VIWA – Selama bulan suci Ramadhan, umat Islam menjalankan puasa sebagai salah satu kewajiban agama yang penting. Puasa di sini berarti tidak makan, minum, dan segala perilaku yang dianggap bertentangan atau tidak sesuai dengan ajaran Islam. Namun sering muncul pertanyaan apakah menonton video porno akan membatalkan puasa seseorang.
Kunci penting untuk memahaminya adalah, puasa bukan hanya tentang pantang makan dan minum. Puasa di bulan Ramadhan berarti menjaga kesucian dan moralitas pikiran dan perilaku Anda.
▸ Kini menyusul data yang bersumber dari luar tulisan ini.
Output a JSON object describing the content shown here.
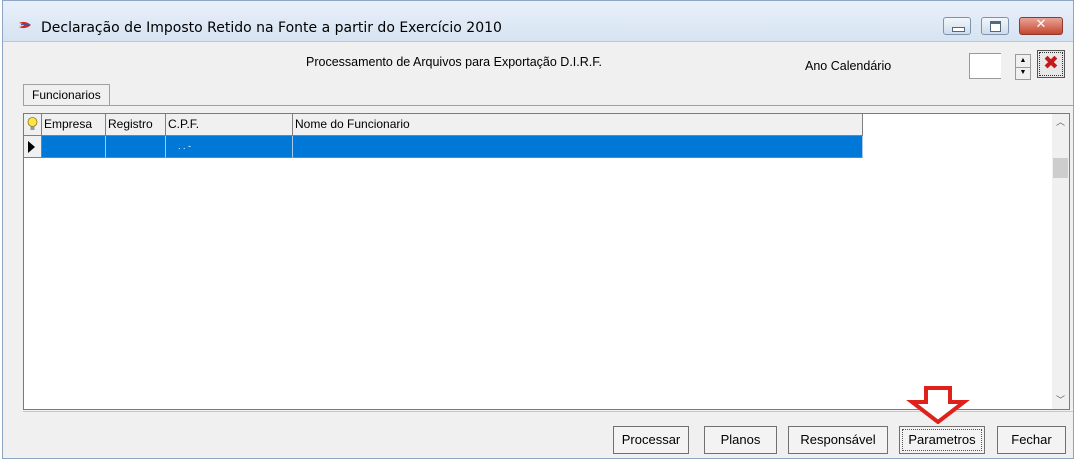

Oleh karena itu, perbuatan yang melanggar nilai-nilai akhlak Islam dapat mempengaruhi keabsahan puasa seseorang.
Dalam konteks menonton video porno, sebagian besar ulama sepakat bahwa tindakan tersebut tidak sesuai dengan nilai-nilai agama Islam. Menonton konten yang mengandung kata-kata cabul, pornografi, dan pelanggaran etika seksual dapat merusak kesucian pikiran dan menyesatkan seseorang dari jalan yang benar sesuai ajaran Islam.
Menonton video dewasa adalah melihat suatu objek visual yang diyakini sangat dipengaruhi oleh nafsu. Biasanya, melihat sesuatu yang cabul tidak membatalkan puasa.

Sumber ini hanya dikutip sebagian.